We are being compensated by or have an ownership interest in one or more of the parties mentioned or linked to on this page. To ensure transparency, we also have a page where you can learn about how we make money.
Selling a vintage motorcycle is a different animal than selling you run-of-the-mill Harley or Honda. Once an older motorcycle starts to see an uptick in demand, things change. It is then considered vintage, and it can begin to appreciate substantially in value.
The extremely limited supply of these in-demand vintage motorcycles coupled with interested buyers and collectors drives the price up. This higher valuation unfortunately also usually translates into a harder time selling a motorcycle that falls into this category.
Selling a Vintage Bike May Take Time
Just because a vintage motorcycle has appreciated in value does not mean it will be easy to sell quickly. The higher the value of the motorcycle, the smaller the number of potential buyers. Fewer people will be interested and can afford to buy.
This will be especially true when the value begins to exceed the pricing of a similar new motorcycle. Take for example this vintage 1946 Harley-Davidson® E Knucklehead which is one of the most coveted classic American motorcycles. It was listed on ChopperExchange for $25,000 with only 20,000 miles and is in great running condition. The problem is that a buyer could buy some of Harley’s most expensive brand new touring motorcycles, like a Street Glide or Electra Glide, for the same price.
In these cases, you’re no longer in the standard used motorcycle market. This means you’ll have to find the right buyer, and that requires additional exposure and can take time.
Get More Exposure to Find an Ideal Buyer
The pool of buyers for vintage motorcycles is smaller. That means getting the maximum amount of solid exposure is very important. You need to make sure the type of buyers you attract are willing to pay a premium price. Make sure that people like high-end motorcycle collectors see that your motorcycle is for sale.
For example, that 1946 E Knucklehead is listed on ChopperExchange. That classifieds website targets only American motorcycle buyers. It has many expensive bikes including Harley-Davidson models, custom choppers, and vintage v-twin motorcycles.
If you can’t find a niche website that matches your particular vintage motorcycle, you have other options. You can turn to companies that specialize in high-end collectible markets. One great place to start is with large auction houses like Sotheby’s, Mecum’s, and Bonhams.
For example, according to the LA Times, in 2017 the Mecum auction house was able to sell 868 vintage and antique motorcycles. In total, the bikes sold for $13.7 million during a four-day event. Several even sold for $100,000 or more including Steve McQueen’s 1923 Indian Chief.
Auction houses can be a perfect resource if you have a hard-to-sell motorcycle, but keep in mind the fees can be steep compared to online sites. Mecum’s fees start at 5%. This could work out to $5,000 on a $100,000 sale. That is a lot more than it costs to list your motorcycle on eBay or ChopperExchange. But it can be worth it if you need that added level of exposure and a more guaranteed quick sale.

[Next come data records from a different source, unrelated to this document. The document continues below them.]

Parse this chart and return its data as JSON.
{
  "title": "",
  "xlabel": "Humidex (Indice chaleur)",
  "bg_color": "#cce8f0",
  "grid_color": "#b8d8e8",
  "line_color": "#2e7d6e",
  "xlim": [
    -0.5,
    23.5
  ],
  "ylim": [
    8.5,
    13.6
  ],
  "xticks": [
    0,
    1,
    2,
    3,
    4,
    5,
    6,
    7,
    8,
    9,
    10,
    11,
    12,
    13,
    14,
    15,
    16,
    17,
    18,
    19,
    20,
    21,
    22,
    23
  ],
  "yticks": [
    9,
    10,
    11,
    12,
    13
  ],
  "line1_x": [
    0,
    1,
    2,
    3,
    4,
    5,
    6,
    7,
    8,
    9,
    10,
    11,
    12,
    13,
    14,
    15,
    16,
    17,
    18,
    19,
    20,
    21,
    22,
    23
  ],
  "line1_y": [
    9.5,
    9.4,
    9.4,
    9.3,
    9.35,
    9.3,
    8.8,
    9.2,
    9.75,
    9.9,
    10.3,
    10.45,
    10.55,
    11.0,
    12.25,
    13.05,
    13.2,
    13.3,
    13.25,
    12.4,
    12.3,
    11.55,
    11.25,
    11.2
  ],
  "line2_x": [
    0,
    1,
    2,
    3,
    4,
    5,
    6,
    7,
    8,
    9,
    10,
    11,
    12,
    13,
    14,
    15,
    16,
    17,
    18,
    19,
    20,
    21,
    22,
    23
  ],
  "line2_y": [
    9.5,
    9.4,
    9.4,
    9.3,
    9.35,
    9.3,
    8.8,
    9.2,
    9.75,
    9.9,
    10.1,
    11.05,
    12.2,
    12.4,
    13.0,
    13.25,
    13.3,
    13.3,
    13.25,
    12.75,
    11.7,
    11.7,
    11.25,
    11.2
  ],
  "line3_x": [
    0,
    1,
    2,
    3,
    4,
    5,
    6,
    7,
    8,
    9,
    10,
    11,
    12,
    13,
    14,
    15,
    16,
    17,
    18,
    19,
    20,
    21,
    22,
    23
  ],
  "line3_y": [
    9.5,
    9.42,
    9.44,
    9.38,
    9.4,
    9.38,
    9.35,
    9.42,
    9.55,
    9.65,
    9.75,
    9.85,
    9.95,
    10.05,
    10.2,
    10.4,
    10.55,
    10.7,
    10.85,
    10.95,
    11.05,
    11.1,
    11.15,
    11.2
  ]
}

Price Your Motorcycle Right
Picking the correct price can also be a challenge with a vintage motorcycle. To start with, you can read our article on pricing your used motorcycle. The more unique and collectible your motorcycle is the more complicated it will be to price your motorcycle because there will be few compatible sales to use as a guide.
If none of the usual places like NADA can help, you may need to look at historic auction sales for similar motorcycles. Ultimately, you will have to use your best judgment, and keep in mind something is only worth what someone is willing to pay.
Your motorcycle may be theoretically worth $100,000 if you could find the right buyer, but it may take years to find that ideal person. You may need to make a tough call between waiting for that perfect sale or getting a little less money sooner.